I hope you have never felt that soul-crushing silence, but most of us have. That is why I believe Holy Saturday is actually the most important day of Holy Week. It is not a day of miracles; it is the day of ultimate faith.
On this day, God is silent. But we must realize that silence is not the same as absence. We often mistake God’s “quiet” for his/her “departure.” When we cry out and hear nothing but the echo of our own voices, we feel the weight of the tomb. However, Holy Saturday reminds us that God often does his deepest work in the dark, away from the spotlight of the miraculous.
The silence of God is a crucible. It strips away our desire for “proof” and forces us to rely on “promise.” In the quiet of that first Holy Saturday, there was no lightning, no voice from heaven, and no angelic choir. There was only a cold stone and a heavy stillness. Yet, in that very stillness, the foundations of death were being dismantled from the inside out. When God is silent, He isn’t ignoring us; He is often preparing a victory that is too big for words to describe.
We honor this day because it commemorates the moment Jesus’s followers hit the bottom of the barrel and were forced to decide if the message mattered even if the Messenger was gone. Most of them didn’t realize it yet, but they were being refined in the quiet. They began to remember fragments of his promises, and slowly, that memory turned into a resolve to get about his business—a movement led heroically by the women who refused to leave the vicinity of the tomb.
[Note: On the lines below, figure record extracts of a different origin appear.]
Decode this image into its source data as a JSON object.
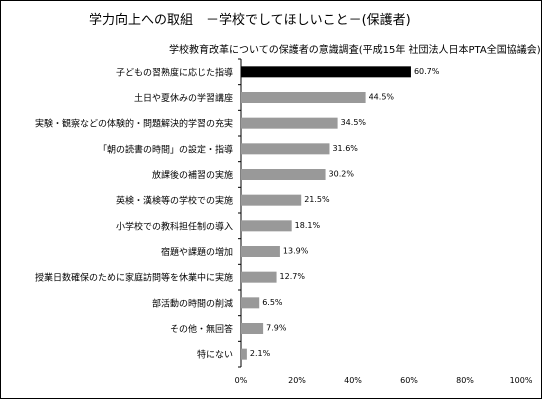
{
  "chart_data": {
    "type": "bar",
    "orientation": "horizontal",
    "title": "学力向上への取組　－学校でしてほしいこと－(保護者)",
    "subtitle": "学校教育改革についての保護者の意識調査(平成15年 社団法人日本PTA全国協議会)",
    "categories": [
      "子どもの習熟度に応じた指導",
      "土日や夏休みの学習講座",
      "実験・観察などの体験的・問題解決的学習の充実",
      "「朝の読書の時間」の設定・指導",
      "放課後の補習の実施",
      "英検・漢検等の学校での実施",
      "小学校での教科担任制の導入",
      "宿題や課題の増加",
      "授業日数確保のために家庭訪問等を休業中に実施",
      "部活動の時間の削減",
      "その他・無回答",
      "特にない"
    ],
    "values": [
      60.7,
      44.5,
      34.5,
      31.6,
      30.2,
      21.5,
      18.1,
      13.9,
      12.7,
      6.5,
      7.9,
      2.1
    ],
    "value_labels": [
      "60.7%",
      "44.5%",
      "34.5%",
      "31.6%",
      "30.2%",
      "21.5%",
      "18.1%",
      "13.9%",
      "12.7%",
      "6.5%",
      "7.9%",
      "2.1%"
    ],
    "xlim": [
      0,
      100
    ],
    "xticks": [
      0,
      20,
      40,
      60,
      80,
      100
    ],
    "xtick_labels": [
      "0%",
      "20%",
      "40%",
      "60%",
      "80%",
      "100%"
    ],
    "highlight_index": 0,
    "highlight_color": "#000000",
    "bar_color": "#999999",
    "grid": false
  }
}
In the end, Holy Saturday teaches us that faith is not defined by the shouting of “Alleluia,” but by the quiet persistence of continuing on. It is the bridge between the trauma of the Cross and the triumph of the Empty Tomb.
If you find yourself in a season of silence today—if you are waiting for a stone to roll away that feels permanently fixed—remember that the soil of the tomb is the same as the soil of a garden. Nothing is ever truly “still” with God. Even when she is silent, she is at work; even when he is buried, he is breaking the ground. Holy Saturday is our proof that the darkest, quietest day of your life is not the end of your story, but the necessary shadow before the dawn. It is the day we learn that we do not believe because it is easy, but because God is faithful, even in the dark.